Taxes
Best States for Entrepreneurs and Business Owners
By Dana Mercer · April 30, 2026
Where you incorporate and operate your business can cost you hundreds of thousands of dollars over a career. These states consistently deliver the lowest tax burden, friendliest LLC rules, and strongest overall business climates for entrepreneurs in 2026.
Where you run your business is one of the most expensive decisions you'll make as an entrepreneur. The gap between the best and worst states for business taxes can exceed six figures annually for a mid-sized small business.

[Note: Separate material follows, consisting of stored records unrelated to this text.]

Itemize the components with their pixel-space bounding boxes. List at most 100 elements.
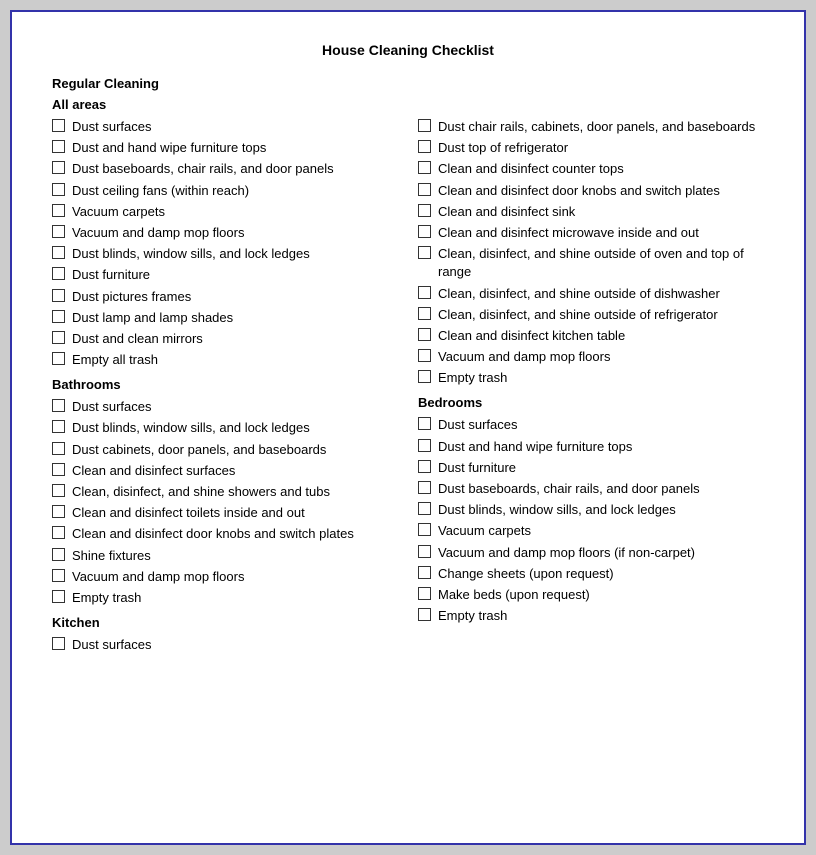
checkbox[interactable] (52, 331, 65, 344)
checkbox[interactable] (52, 505, 65, 518)
checkbox[interactable] (52, 590, 65, 603)
item-text: Dust chair rails, cabinets, door panels,… (438, 118, 764, 136)
list-item: Dust and hand wipe furniture tops (52, 139, 398, 157)
item-text: Dust and hand wipe furniture tops (72, 139, 398, 157)
list-item: Clean, disinfect, and shine outside of r… (418, 306, 764, 324)
list-item: Clean and disinfect sink (418, 203, 764, 221)
item-text: Clean and disinfect toilets inside and o… (72, 504, 398, 522)
item-text: Vacuum carpets (72, 203, 398, 221)
checkbox[interactable] (52, 119, 65, 132)
checkbox[interactable] (52, 526, 65, 539)
checkbox[interactable] (52, 399, 65, 412)
checkbox[interactable] (418, 460, 431, 473)
item-text: Dust ceiling fans (within reach) (72, 182, 398, 200)
list-item: Vacuum and damp mop floors (52, 224, 398, 242)
checkbox[interactable] (418, 608, 431, 621)
item-text: Clean, disinfect, and shine outside of o… (438, 245, 764, 281)
list-item: Dust baseboards, chair rails, and door p… (52, 160, 398, 178)
bathrooms-label: Bathrooms (52, 377, 398, 392)
bedrooms-label: Bedrooms (418, 395, 764, 410)
list-item: Clean, disinfect, and shine outside of d… (418, 285, 764, 303)
list-item: Vacuum and damp mop floors (if non-carpe… (418, 544, 764, 562)
checkbox[interactable] (52, 183, 65, 196)
item-text: Dust furniture (438, 459, 764, 477)
checkbox[interactable] (418, 587, 431, 600)
checkbox[interactable] (418, 439, 431, 452)
checkbox[interactable] (418, 566, 431, 579)
checkbox[interactable] (418, 161, 431, 174)
page: House Cleaning Checklist Regular Cleanin… (10, 10, 806, 845)
checkbox[interactable] (418, 204, 431, 217)
checkbox[interactable] (418, 523, 431, 536)
all-areas-left-list: Dust surfaces Dust and hand wipe furnitur… (52, 118, 398, 369)
item-text: Make beds (upon request) (438, 586, 764, 604)
checkbox[interactable] (418, 183, 431, 196)
checkbox[interactable] (418, 140, 431, 153)
list-item: Clean and disinfect surfaces (52, 462, 398, 480)
item-text: Dust top of refrigerator (438, 139, 764, 157)
checkbox[interactable] (52, 484, 65, 497)
list-item: Dust blinds, window sills, and lock ledg… (52, 419, 398, 437)
list-item: Dust lamp and lamp shades (52, 309, 398, 327)
list-item: Empty all trash (52, 351, 398, 369)
item-text: Vacuum and damp mop floors (if non-carpe… (438, 544, 764, 562)
checkbox[interactable] (418, 246, 431, 259)
checkbox[interactable] (418, 349, 431, 362)
checkbox[interactable] (418, 307, 431, 320)
list-item: Change sheets (upon request) (418, 565, 764, 583)
checkbox[interactable] (418, 370, 431, 383)
checkbox[interactable] (52, 420, 65, 433)
item-text: Dust surfaces (72, 636, 398, 654)
checkbox[interactable] (52, 289, 65, 302)
checkbox[interactable] (52, 225, 65, 238)
checkbox[interactable] (52, 161, 65, 174)
checkbox[interactable] (52, 637, 65, 650)
checkbox[interactable] (52, 204, 65, 217)
item-text: Dust blinds, window sills, and lock ledg… (72, 245, 398, 263)
item-text: Empty trash (72, 589, 398, 607)
checkbox[interactable] (52, 463, 65, 476)
checkbox[interactable] (52, 548, 65, 561)
checkbox[interactable] (52, 140, 65, 153)
item-text: Clean and disinfect microwave inside and… (438, 224, 764, 242)
list-item: Shine fixtures (52, 547, 398, 565)
item-text: Change sheets (upon request) (438, 565, 764, 583)
checkbox[interactable] (418, 545, 431, 558)
item-text: Vacuum and damp mop floors (72, 224, 398, 242)
checkbox[interactable] (52, 310, 65, 323)
list-item: Clean, disinfect, and shine outside of o… (418, 245, 764, 281)
item-text: Clean and disinfect door knobs and switc… (72, 525, 398, 543)
checkbox[interactable] (418, 417, 431, 430)
item-text: Clean, disinfect, and shine outside of d… (438, 285, 764, 303)
list-item: Clean and disinfect door knobs and switc… (52, 525, 398, 543)
list-item: Dust and clean mirrors (52, 330, 398, 348)
list-item: Dust furniture (418, 459, 764, 477)
checkbox[interactable] (52, 442, 65, 455)
list-item: Dust surfaces (52, 118, 398, 136)
checkbox[interactable] (418, 286, 431, 299)
checkbox[interactable] (52, 352, 65, 365)
item-text: Vacuum and damp mop floors (72, 568, 398, 586)
checkbox[interactable] (52, 569, 65, 582)
checkbox[interactable] (418, 481, 431, 494)
checkbox[interactable] (52, 246, 65, 259)
list-item: Clean and disinfect counter tops (418, 160, 764, 178)
bedrooms-list: Dust surfacesDust and hand wipe furnitur… (418, 416, 764, 625)
item-text: Dust lamp and lamp shades (72, 309, 398, 327)
list-item: Vacuum and damp mop floors (52, 568, 398, 586)
kitchen-label: Kitchen (52, 615, 398, 630)
item-text: Clean and disinfect counter tops (438, 160, 764, 178)
item-text: Clean and disinfect door knobs and switc… (438, 182, 764, 200)
checkbox[interactable] (52, 267, 65, 280)
list-item: Clean and disinfect toilets inside and o… (52, 504, 398, 522)
list-item: Clean and disinfect kitchen table (418, 327, 764, 345)
list-item: Dust pictures frames (52, 288, 398, 306)
checkbox[interactable] (418, 225, 431, 238)
checkbox[interactable] (418, 502, 431, 515)
checkbox[interactable] (418, 119, 431, 132)
all-areas-right-col: Dust chair rails, cabinets, door panels,… (418, 118, 764, 662)
item-text: Shine fixtures (72, 547, 398, 565)
page-title: House Cleaning Checklist (52, 42, 764, 58)
checkbox[interactable] (418, 328, 431, 341)
item-text: Empty trash (438, 369, 764, 387)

Why State Taxes Hit Business Owners Harder Than Employees
Employees pay income taxes. Business owners pay income taxes, self-employment taxes, corporate or pass-through taxes, property taxes on commercial assets, and sales taxes on inventory and equipment. Every layer stacks. A sole proprietor in California faces a 13.3% state income tax rate at the top bracket plus the state's franchise tax minimum, while the same business in Wyoming owes zero state income tax and zero corporate tax. That difference is not cosmetic.
Pass-through entities, which includes most LLCs and S-corps, report business income on the owner's personal return. That means your state's personal income tax rate is directly your business tax rate. High-income-tax states punish successful small businesses more than almost any other group.
The Best States for Business Owners in 2026
Wyoming ranks first on the 2026 State Tax Competitiveness Index. It has no corporate income tax, no personal income tax, no gross receipts tax, and a sales tax rate of 4%. Wyoming also has among the lowest property tax burdens in the country for commercial property. For an LLC specifically, Wyoming charges a $60 annual report fee. That's the entire state-level compliance cost for many small businesses.
South Dakota holds the second spot. No personal income tax, no corporate income tax, and a sales tax rate of 4.5% with no local income taxes layered on top. South Dakota is a particularly popular state for holding companies and investment-focused LLCs because it also has favorable trust laws and no capital gains tax at the state level.
Florida is the most practical choice for entrepreneurs who need a real operational base. It has no personal income tax, a corporate income tax rate of 5.5% that only applies to C-corps, and a cost of living that is meaningfully lower than coastal alternatives. Miami, Tampa, and Jacksonville all have active startup ecosystems. For pass-through businesses, Florida's effective state tax rate is essentially zero. See how Florida stacks up against the biggest high-tax competitor in our Florida vs. California: The Tax Reality breakdown.
Texas rounds out the top tier. No personal income tax, but Texas does impose a franchise tax, called the margin tax, on businesses with revenues over $2.47 million (as of late 2025 threshold, adjusted periodically). Below that revenue threshold, most small businesses owe nothing. Texas has higher property taxes, with commercial rates averaging near 1.8% of assessed value, which matters if you own your building. For entrepreneurs focused on income and profit rather than real estate, Texas still wins decisively. Texas vs. New York: What You Actually Keep shows the dollar-for-dollar difference.
New Hampshire deserves mention for remote and online businesses. It has no sales tax and no personal income tax on wages or business income. The state does tax interest and dividend income at 3% in 2026, down from higher rates in prior years as it phases out that tax entirely. For a business owner who takes a salary rather than dividends, the effective state income tax is zero.
States to Avoid If You're Building a Business
California tops the worst list. The 13.3% top marginal rate applies starting at $1 million in income, and the state's franchise tax minimum is $800 per year just to exist as an LLC, regardless of revenue. California also imposes an additional 1.5% LLC fee on gross receipts over $250,000.
New Jersey has a corporate income tax rate of 9% for businesses earning over $1 million, one of the highest in the country. Its combined state and local tax burden consistently ranks at the bottom of national comparisons. Illinois has a flat corporate income tax of 9.5% when the personal property replacement tax is included, on top of a state income tax rate of 4.95% for individuals.
If you want a full picture of what taxes cost in these states across every dimension, our True Cost of Living in High-Tax States post runs the actual numbers.
What to Actually Look For Before Choosing a State
The best state for your specific business depends on your entity type, revenue level, whether you own commercial real estate, and where your customers are. An online service business with no physical inventory gets more value from no income tax states than a retail operation that pays sales tax on every transaction.
Use our state tax calculator to run your actual numbers based on your business structure, revenue, and location.
Key Takeaways
- Wyoming, South Dakota, and Florida rank 1-2-5 on the 2026 State Tax Competitiveness Index, all with zero personal income tax and minimal pass-through business taxes.
- California's top income tax rate of 13.3% plus its $800 LLC minimum franchise tax makes it the most expensive state for profitable small businesses in the country.
- Pass-through entity owners, which is the majority of small business owners, should treat their state's top personal income tax rate as their direct business tax rate when comparing states.